July 19, 2003
This haftarah marks the first of three special haftarot read on the Shabatot which precede Tisha b’av- the day that marks the tragic destruction of both the first and second Temples in Jerusalem. It also marks the initiation of Jeremiah as a prophet. Jeremiah’s role as a prophet was not a happy one. He was the prophet chosen to deliver to the nation the message of the destruction of Jerusalem. This message did, however, contain a positive message amidst the doom. Jeremiah is told at the outset of his mission: “See, I have this day set you over the nations and over the kingdoms, to root out and to pull down, and to destroy and to overthrow; to build and to plant.” (Jeremiah 1:10)
His mission, despite its primary purpose of foreshadowing the destruction of the nation nevertheless still contained a ray of hope. He was charged not only with being an agent of destruction but also an agent of rebuilding. Who is this prophecy talking about?

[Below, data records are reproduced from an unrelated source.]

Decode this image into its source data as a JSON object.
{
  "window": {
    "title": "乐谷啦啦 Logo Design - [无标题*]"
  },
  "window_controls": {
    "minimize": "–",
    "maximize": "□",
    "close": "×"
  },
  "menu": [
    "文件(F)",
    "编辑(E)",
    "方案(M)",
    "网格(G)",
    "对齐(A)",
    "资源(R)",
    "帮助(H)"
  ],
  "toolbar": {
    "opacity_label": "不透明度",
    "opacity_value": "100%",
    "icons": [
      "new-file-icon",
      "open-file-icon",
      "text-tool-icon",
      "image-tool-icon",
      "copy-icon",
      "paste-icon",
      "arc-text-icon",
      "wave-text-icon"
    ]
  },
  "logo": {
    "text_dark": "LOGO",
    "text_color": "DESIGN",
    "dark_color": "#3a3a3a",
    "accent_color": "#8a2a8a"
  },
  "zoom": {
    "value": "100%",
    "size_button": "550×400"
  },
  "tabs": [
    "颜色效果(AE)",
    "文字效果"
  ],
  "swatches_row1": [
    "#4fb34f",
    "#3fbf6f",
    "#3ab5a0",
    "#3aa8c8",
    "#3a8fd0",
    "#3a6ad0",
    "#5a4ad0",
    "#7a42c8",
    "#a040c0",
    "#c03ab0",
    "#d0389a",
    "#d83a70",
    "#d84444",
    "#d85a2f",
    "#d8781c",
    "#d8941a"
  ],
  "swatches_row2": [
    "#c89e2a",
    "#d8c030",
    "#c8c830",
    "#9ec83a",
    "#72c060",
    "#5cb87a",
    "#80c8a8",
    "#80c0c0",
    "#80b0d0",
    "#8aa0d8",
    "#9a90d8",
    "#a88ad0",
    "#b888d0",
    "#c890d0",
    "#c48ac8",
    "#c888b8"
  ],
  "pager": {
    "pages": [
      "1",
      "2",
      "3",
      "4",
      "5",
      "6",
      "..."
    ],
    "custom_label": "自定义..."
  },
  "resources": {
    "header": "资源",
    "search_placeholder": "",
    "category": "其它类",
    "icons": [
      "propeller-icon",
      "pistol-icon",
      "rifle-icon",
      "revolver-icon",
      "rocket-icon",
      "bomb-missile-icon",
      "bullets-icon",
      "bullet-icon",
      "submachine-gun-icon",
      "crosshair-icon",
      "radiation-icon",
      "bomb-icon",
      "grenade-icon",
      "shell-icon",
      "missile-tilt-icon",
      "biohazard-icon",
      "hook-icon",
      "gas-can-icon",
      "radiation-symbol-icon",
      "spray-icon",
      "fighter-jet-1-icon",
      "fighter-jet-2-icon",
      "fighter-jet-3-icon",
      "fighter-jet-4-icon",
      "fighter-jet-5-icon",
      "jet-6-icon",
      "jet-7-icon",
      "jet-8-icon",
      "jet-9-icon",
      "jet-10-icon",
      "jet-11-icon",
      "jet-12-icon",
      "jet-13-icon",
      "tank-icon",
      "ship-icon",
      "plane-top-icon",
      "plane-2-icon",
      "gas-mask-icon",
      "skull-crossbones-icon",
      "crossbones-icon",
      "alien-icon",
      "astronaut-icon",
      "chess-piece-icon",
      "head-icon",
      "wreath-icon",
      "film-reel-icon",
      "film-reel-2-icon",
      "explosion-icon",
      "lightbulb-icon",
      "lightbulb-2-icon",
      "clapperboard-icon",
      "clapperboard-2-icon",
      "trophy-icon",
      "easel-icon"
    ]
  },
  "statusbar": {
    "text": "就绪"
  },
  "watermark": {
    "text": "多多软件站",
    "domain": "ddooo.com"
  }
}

Targum Yonathan, the 7th century Aramaic translation of the Prophets, translates the verse: See, I have set you this day over the nations and over the kingdoms, to root out and to pull down, and to destroy and to overthrow, but to the House of Israel to build and to plant.” This explanation distinguishes between the fate of the nations and that of Israel. Rabbi Joseph Kara, the 11th century French exegete, also draws a distinction between the fate found in the first part of the verse and that found in the second. He notes that the destruction is meant for those who sin while “building and planting” are meant for those who repent their sins.

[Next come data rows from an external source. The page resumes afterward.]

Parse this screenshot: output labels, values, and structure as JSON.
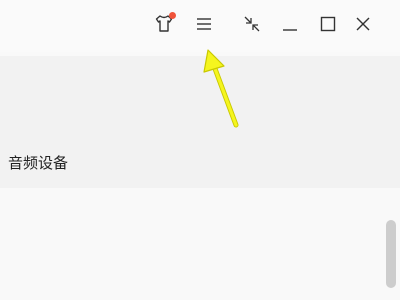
{
  "titlebar": {
    "buttons": [
      {
        "name": "skin",
        "icon": "tshirt-icon",
        "has_badge": true
      },
      {
        "name": "menu",
        "icon": "hamburger-menu-icon"
      },
      {
        "name": "mini-mode",
        "icon": "collapse-arrows-icon"
      },
      {
        "name": "minimize",
        "icon": "minimize-icon"
      },
      {
        "name": "maximize",
        "icon": "maximize-icon"
      },
      {
        "name": "close",
        "icon": "close-icon"
      }
    ]
  },
  "colors": {
    "icon": "#333333",
    "badge": "#f0533a",
    "annotation_arrow": "#f5f51e",
    "annotation_outline": "#c9c900"
  },
  "section": {
    "label": "音频设备"
  }
}
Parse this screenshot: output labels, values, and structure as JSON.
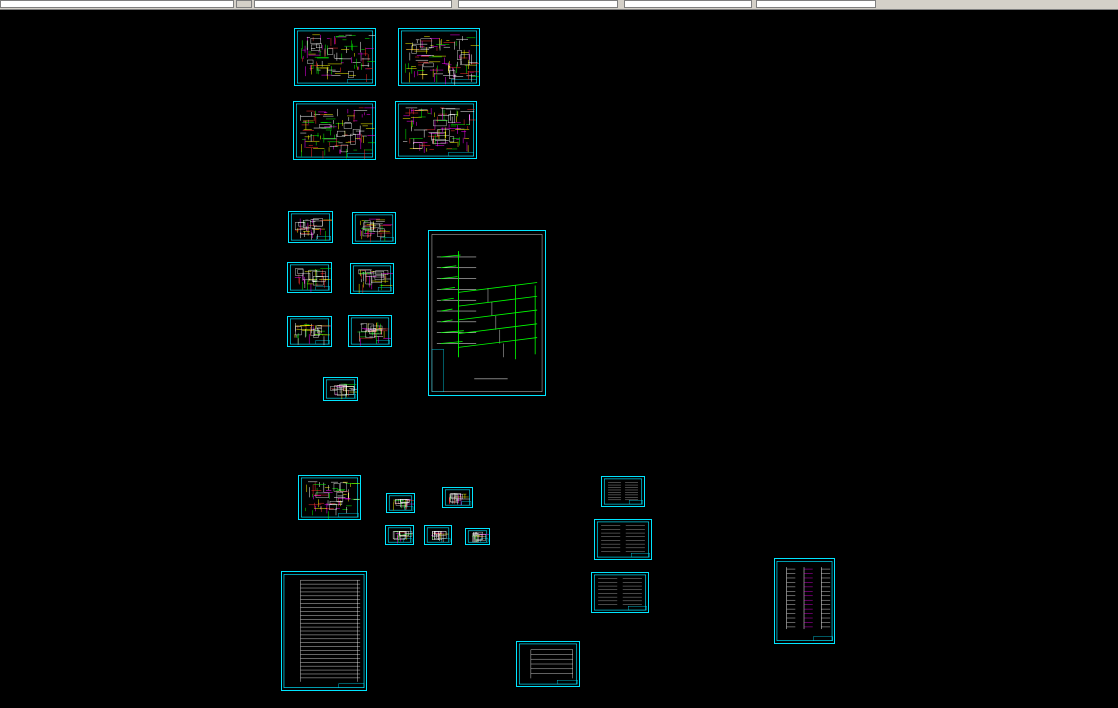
{
  "app": {
    "viewport": "cad-model-space",
    "background_color": "#000000"
  },
  "colors": {
    "frame": "#00e5ff",
    "wall": "#ffffff",
    "pipe_green": "#00ff00",
    "pipe_magenta": "#ff00ff",
    "pipe_yellow": "#ffff00",
    "pipe_red": "#ff3030"
  },
  "toolbar": {
    "fields": [
      "",
      "",
      "",
      "",
      ""
    ]
  },
  "drawing_sheets": [
    {
      "id": "plan-1",
      "kind": "floor-plan"
    },
    {
      "id": "plan-2",
      "kind": "floor-plan"
    },
    {
      "id": "plan-3",
      "kind": "floor-plan"
    },
    {
      "id": "plan-4",
      "kind": "floor-plan"
    },
    {
      "id": "small-plan-1",
      "kind": "floor-plan"
    },
    {
      "id": "small-plan-2",
      "kind": "floor-plan"
    },
    {
      "id": "small-plan-3",
      "kind": "floor-plan"
    },
    {
      "id": "small-plan-4",
      "kind": "floor-plan"
    },
    {
      "id": "small-plan-5",
      "kind": "floor-plan"
    },
    {
      "id": "small-plan-6",
      "kind": "floor-plan"
    },
    {
      "id": "detail-1",
      "kind": "detail"
    },
    {
      "id": "riser-diagram",
      "kind": "riser-diagram"
    },
    {
      "id": "site-plan",
      "kind": "site-plan"
    },
    {
      "id": "detail-2",
      "kind": "detail"
    },
    {
      "id": "detail-3",
      "kind": "detail"
    },
    {
      "id": "detail-4",
      "kind": "detail"
    },
    {
      "id": "detail-5",
      "kind": "detail"
    },
    {
      "id": "detail-6",
      "kind": "detail"
    },
    {
      "id": "notes-1",
      "kind": "notes-table"
    },
    {
      "id": "notes-2",
      "kind": "notes-table"
    },
    {
      "id": "notes-3",
      "kind": "notes-table"
    },
    {
      "id": "schedule-table",
      "kind": "schedule-table"
    },
    {
      "id": "legend-sheet",
      "kind": "legend"
    },
    {
      "id": "system-diagram",
      "kind": "system-diagram"
    }
  ]
}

Rabbi Don Yitzchak Abrabanel, the 15th century Spanish interpreter and statesman, notes in his second explanation that this verse probably refers to both the nation of Israel and the nations. He asserts that Jeremiah will be the agent both for the destruction as well as the rebuilding afterwards. This insight is amplified by Rabbi Meir Leibish Malbim, who notes that the destruction will occur with the purpose of rebuilding. This insight shapes the Jewish outlook on the world. Destruction must never serve as the harbinger of despair. Rather, when it occurs we must see it as an inspiration “to build and plant”, turning the ashes into a “new temple”. This has always been the religious strength of the Jewish tradition. It is a constantly significant message.